Homeoffice-Lücke, Frauen

Homeoffice-Lücke: Frauen erhalten 13%, Männer 22% Remote-Stellen

30.06.2026 - 23:28:25 | boerse-global.de

Studien belegen Produktivitätssteigerung durch Homeoffice, doch narzisstische Führungskräfte und regionale Ungleichheiten bremsen den Trend.

Homeoffice-Studien 2026: Produktivität steigt unter bestimmten Bedingungen
Homeoffice-Lücke - Eine Person arbeitet konzentriert an einem Laptop in einem modernen Homeoffice. Der Hintergrund ist unscharf und suggeriert eine häusliche Umgebung. 30.06.2026 - Bild: über boerse-global.de

Das zeigen mehrere Studien aus der ersten Jahreshälfte 2026.

Forschungsergebnisse der Wharton School belegen: Ein Homeoffice-Anteil von bis zu 60 Prozent kann die Produktivität im Vergleich zur reinen Büroarbeit um 20 Prozent steigern. Doch viele Chefs bleiben skeptisch.

Narzissten an der Spitze?

Die Studienautoren sehen einen klaren Zusammenhang: Führungskräfte mit narzisstischen Persönlichkeitsmerkmalen lehnen Remote-Arbeit häufiger ab. Ein ausgeprägtes Streben nach Macht und Status korreliere oft mit der Forderung nach Rückkehr ins Büro.

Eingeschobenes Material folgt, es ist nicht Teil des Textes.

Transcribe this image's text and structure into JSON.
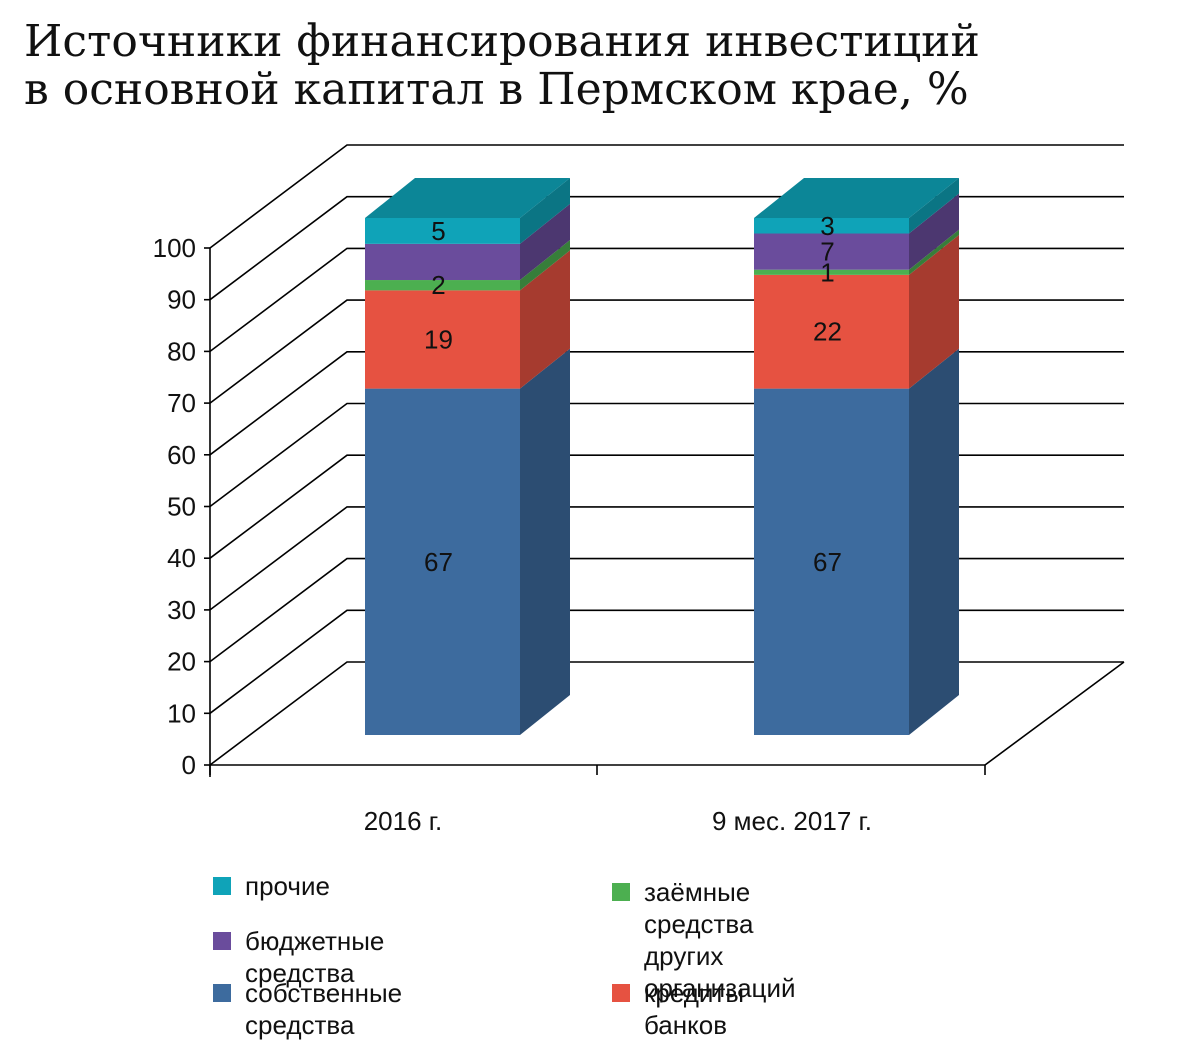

Langzeitbeobachtungen von Fortune-500-Unternehmen stützen diese These. Überdurchschnittlich hohe Gehälter dienten als Indikator für narzisstische Tendenzen – und diese wiederum hingen mit negativen Äußerungen über ortsunabhängiges Arbeiten zusammen.

Dabei zeigt eine Befragung unter 500 Mitarbeitenden: 65 Prozent erzielen im Homeoffice eine gleichbleibende oder gestiegene Produktivität. 72 Prozent berichten von einer verbesserten Work-Life-Balance.

Die „Homeoffice-Lücke“ trifft Frauen und ländliche Regionen

Eine Studie der Bertelsmann Stiftung vom April 2026 offenbart deutliche Unterschiede. Auf Basis von 79 Millionen Online-Stellenanzeigen aus den Jahren 2019 bis 2025 fanden die Analysten heraus: Etwa jeder fünfte Arbeitsplatz bietet eine Homeoffice-Option. In Großstädten liegt die Quote bei fast 30 Prozent, während ländliche Regionen kaum profitieren.

Besonders auffällig ist die geschlechtsspezifische Diskrepanz. 22 Prozent der für Männer ausgeschriebenen Stellen enthalten Remote-Optionen, bei Frauen sind es lediglich 13 Prozent. Der Unterschied zeigt sich vor allem in hochqualifizierten Positionen sowie in sozialen Berufen wie Pflege, Erziehung und Gesundheit.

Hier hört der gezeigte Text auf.